What is a good NPS score?
Any NPS above 0 means you have more Promoters than Detractors. Scores above 20 are considered favorable, above 50 are excellent, and above 70 are world-class, achieved by only a handful of brands globally (Apple, Tesla, Costco, and a few others).
But the only score that really matters is the one in your industry. A 40 in telecommunications would be exceptional; in insurance, it would be below average. Average NPS by sector in 2026 looks roughly like this:
- B2C software: 47
- E-commerce: 45
- B2B SaaS: 36
- Retail / grocery: 30
- Streaming: 29
- Consumer payments: -6
FAQ
What's the difference between NPS, CSAT, and CES?
All three measure customer experience but answer different questions. NPS measures long-term loyalty ("Would you recommend us?") on a 0–10 scale. CSAT (Customer Satisfaction Score) measures satisfaction with a specific interaction, usually on a 1–5 star scale ("How satisfied were you with this purchase?"). CES (Customer Effort Score) measures how easy a specific task was ("How easy was it to solve your issue today?").

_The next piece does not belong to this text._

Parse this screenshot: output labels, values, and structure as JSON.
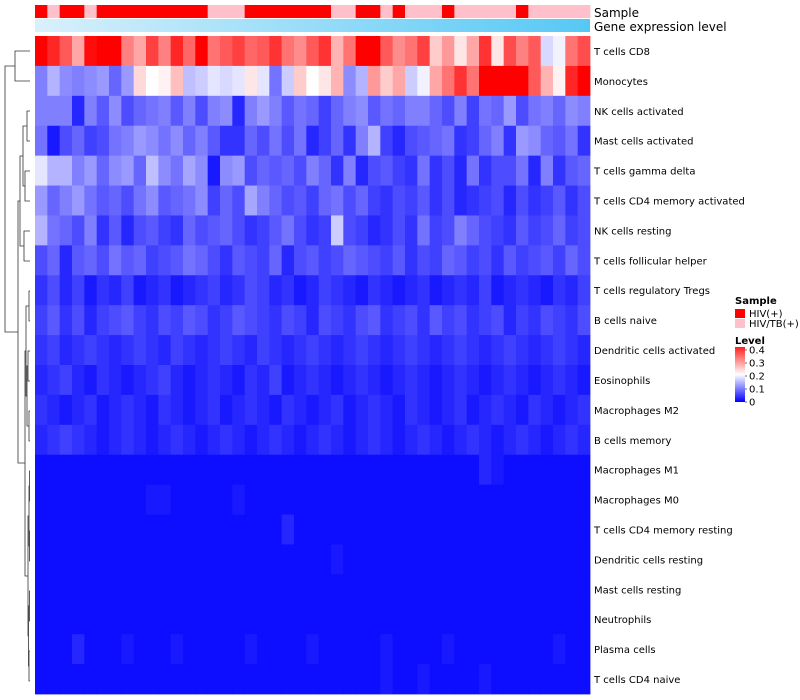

How often should you send an NPS survey?
Send relational NPS every 3–6 months for overall brand sentiment, and transactional NPS within 24–48 hours of a key event like a purchase, onboarding, or support ticket.
What is a good NPS follow-up question?
"What's the main reason for your score?" works for all respondents. For more targeted insight, branch the follow-up by group: Promoters get "What do you love most?", Passives get "What would make it a 9 or 10?", and Detractors get "What could we improve?"
For Promoters, it's also the perfect moment to ask for a public review or referral. Redirect them to G2, Trustpilot, Product Hunt, or your referral program right after they submit, you'll never have higher intent than from a 9 or 10 who just told you they'd recommend you.
Does Tally calculate NPS automatically?
Yes. Any 0–10 linear scale question in a Tally form automatically generates an NPS score in the Insights tab, updated live as responses come in.